Urocze babeczki bez mąki i bez cukru!
Rolę mąki tym razem przejęły mielone migdały i mak, a cukier zastąpiła fruktozą.
Śmiało mogą rywalizować z tradycyjnym makowcem o miejsce na Świątecznym stole 🙂
Przepis cytuję za jego Autorką.
Składniki: (na około 12-14 babeczek)
150 g miękkiego masła
5 dużych jajek (osobno żółtka i białka)
1/2 szklanki fruktozy (w wersji oryginalnej było 2/3 – jeśli ktoś lubi bardzo słodkie)

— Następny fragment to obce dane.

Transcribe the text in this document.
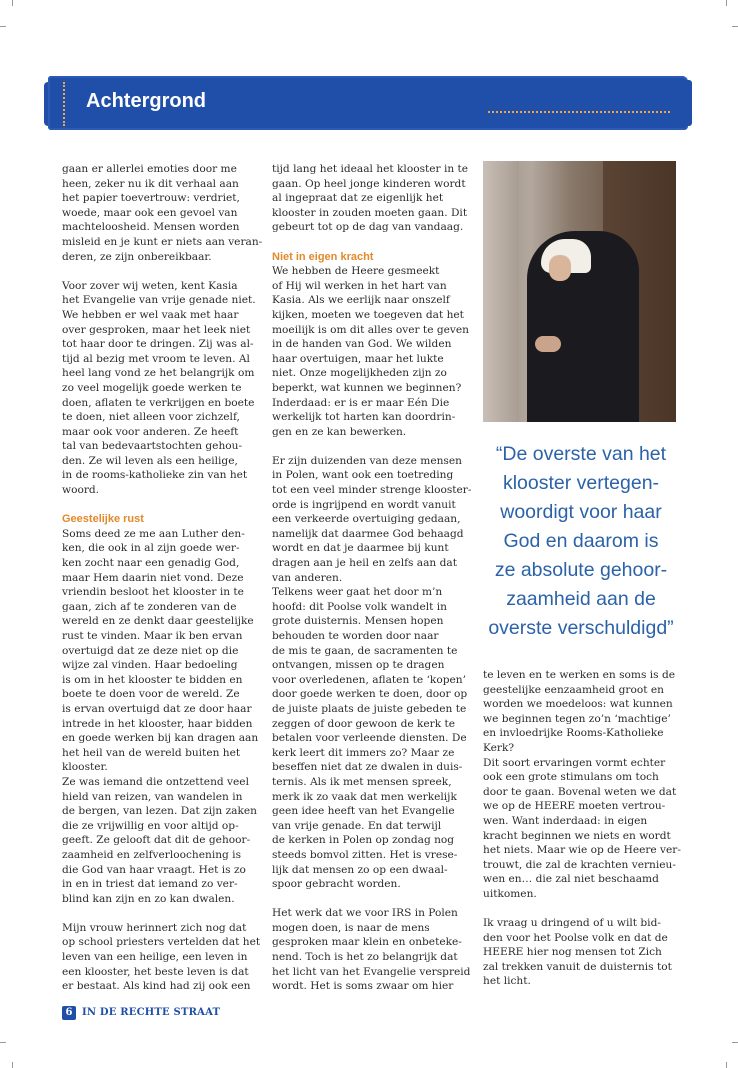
Achtergrond

gaan er allerlei emoties door me

heen, zeker nu ik dit verhaal aan

het papier toevertrouw: verdriet,

woede, maar ook een gevoel van

machteloosheid. Mensen worden

misleid en je kunt er niets aan veran-

deren, ze zijn onbereikbaar.

Voor zover wij weten, kent Kasia

het Evangelie van vrije genade niet.

We hebben er wel vaak met haar

over gesproken, maar het leek niet

tot haar door te dringen. Zij was al-

tijd al bezig met vroom te leven. Al

heel lang vond ze het belangrijk om

zo veel mogelijk goede werken te

doen, aflaten te verkrijgen en boete

te doen, niet alleen voor zichzelf,

maar ook voor anderen. Ze heeft

tal van bedevaartstochten gehou-

den. Ze wil leven als een heilige,

in de rooms-katholieke zin van het

woord.

Geestelijke rust

Soms deed ze me aan Luther den-

ken, die ook in al zijn goede wer-

ken zocht naar een genadig God,

maar Hem daarin niet vond. Deze

vriendin besloot het klooster in te

gaan, zich af te zonderen van de

wereld en ze denkt daar geestelijke

rust te vinden. Maar ik ben ervan

overtuigd dat ze deze niet op die

wijze zal vinden. Haar bedoeling

is om in het klooster te bidden en

boete te doen voor de wereld. Ze

is ervan overtuigd dat ze door haar

intrede in het klooster, haar bidden

en goede werken bij kan dragen aan

het heil van de wereld buiten het

klooster.

Ze was iemand die ontzettend veel

hield van reizen, van wandelen in

de bergen, van lezen. Dat zijn zaken

die ze vrijwillig en voor altijd op-

geeft. Ze gelooft dat dit de gehoor-

zaamheid en zelfverloochening is

die God van haar vraagt. Het is zo

in en in triest dat iemand zo ver-

blind kan zijn en zo kan dwalen.

Mijn vrouw herinnert zich nog dat

op school priesters vertelden dat het

leven van een heilige, een leven in

een klooster, het beste leven is dat

er bestaat. Als kind had zij ook een

tijd lang het ideaal het klooster in te

gaan. Op heel jonge kinderen wordt

al ingepraat dat ze eigenlijk het

klooster in zouden moeten gaan. Dit

gebeurt tot op de dag van vandaag.

Niet in eigen kracht

We hebben de Heere gesmeekt

of Hij wil werken in het hart van

Kasia. Als we eerlijk naar onszelf

kijken, moeten we toegeven dat het

moeilijk is om dit alles over te geven

in de handen van God. We wilden

haar overtuigen, maar het lukte

niet. Onze mogelijkheden zijn zo

beperkt, wat kunnen we beginnen?

Inderdaad: er is er maar Eén Die

werkelijk tot harten kan doordrin-

gen en ze kan bewerken.

Er zijn duizenden van deze mensen

in Polen, want ook een toetreding

tot een veel minder strenge klooster-

orde is ingrijpend en wordt vanuit

een verkeerde overtuiging gedaan,

namelijk dat daarmee God behaagd

wordt en dat je daarmee bij kunt

dragen aan je heil en zelfs aan dat

van anderen.

Telkens weer gaat het door m’n

hoofd: dit Poolse volk wandelt in

grote duisternis. Mensen hopen

behouden te worden door naar

de mis te gaan, de sacramenten te

ontvangen, missen op te dragen

voor overledenen, aflaten te ‘kopen’

door goede werken te doen, door op

de juiste plaats de juiste gebeden te

zeggen of door gewoon de kerk te

betalen voor verleende diensten. De

kerk leert dit immers zo? Maar ze

beseffen niet dat ze dwalen in duis-

ternis. Als ik met mensen spreek,

merk ik zo vaak dat men werkelijk

geen idee heeft van het Evangelie

van vrije genade. En dat terwijl

de kerken in Polen op zondag nog

steeds bomvol zitten. Het is vrese-

lijk dat mensen zo op een dwaal-

spoor gebracht worden.

Het werk dat we voor IRS in Polen

mogen doen, is naar de mens

gesproken maar klein en onbeteke-

nend. Toch is het zo belangrijk dat

het licht van het Evangelie verspreid

wordt. Het is soms zwaar om hier

“De overste van het
klooster vertegen-
woordigt voor haar
God en daarom is
ze absolute gehoor-
zaamheid aan de
overste verschuldigd”

te leven en te werken en soms is de

geestelijke eenzaamheid groot en

worden we moedeloos: wat kunnen

we beginnen tegen zo’n ‘machtige’

en invloedrijke Rooms-Katholieke

Kerk?

Dit soort ervaringen vormt echter

ook een grote stimulans om toch

door te gaan. Bovenal weten we dat

we op de HEERE moeten vertrou-

wen. Want inderdaad: in eigen

kracht beginnen we niets en wordt

het niets. Maar wie op de Heere ver-

trouwt, die zal de krachten vernieu-

wen en… die zal niet beschaamd

uitkomen.

Ik vraag u dringend of u wilt bid-

den voor het Poolse volk en dat de

HEERE hier nog mensen tot Zich

zal trekken vanuit de duisternis tot

het licht.

6 IN DE RECHTE STRAAT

1,5 szklanki mielonych migdałów
1,5 szklanki mielonego maku
1 łyżeczka proszku do pieczenia
1 łyżeczka ekstraktu z wanilii
¼ łyżeczki soli
Wykonanie:
Wymieszać mak, migdały i proszek do pieczenia.
W dużej misce ubić masło z cukrem, dodać żółtka i wanilię, dokładnie zmiksować.

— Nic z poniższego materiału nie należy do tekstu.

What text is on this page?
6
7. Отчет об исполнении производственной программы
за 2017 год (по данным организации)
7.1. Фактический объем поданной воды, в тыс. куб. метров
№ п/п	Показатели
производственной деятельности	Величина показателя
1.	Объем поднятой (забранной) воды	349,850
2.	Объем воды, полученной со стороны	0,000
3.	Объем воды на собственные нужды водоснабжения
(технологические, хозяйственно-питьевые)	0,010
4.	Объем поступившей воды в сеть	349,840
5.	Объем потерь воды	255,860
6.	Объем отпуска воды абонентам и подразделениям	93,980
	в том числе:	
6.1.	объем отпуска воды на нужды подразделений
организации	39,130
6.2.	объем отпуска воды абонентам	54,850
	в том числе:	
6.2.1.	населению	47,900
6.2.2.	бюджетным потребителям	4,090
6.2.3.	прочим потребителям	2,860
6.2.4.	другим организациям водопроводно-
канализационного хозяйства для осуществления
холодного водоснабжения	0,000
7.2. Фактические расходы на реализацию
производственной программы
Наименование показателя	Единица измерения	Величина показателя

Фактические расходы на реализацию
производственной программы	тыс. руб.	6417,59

Dodać mieszankę makowo-migdałową i dokładnie wymieszać.
Osobno ubić białka z solą, po czym delikatnie wmieszać do ciasta.
Ciasto przełożyć do foremek na mufinki wyłożonych papilotkami. (Uwaga: Zamiast foremek na mufinki można też wykorzystać keksówkę).
Piec w piekarniku nagrzanym do 180°C przez ok. 15-20 minut (lub 20-25 minut w przypadku keksówki). Studzić na kratce.
Posypać pudrem z fruktozy (opcjonalnie).
Smacznego!
urocze gwiazdki!
ekstra, akurat mam mnóstwo zmielonego maku i chciałam go jakoś eksperymentalnie spożytkować 😉 wypróbuję jutro.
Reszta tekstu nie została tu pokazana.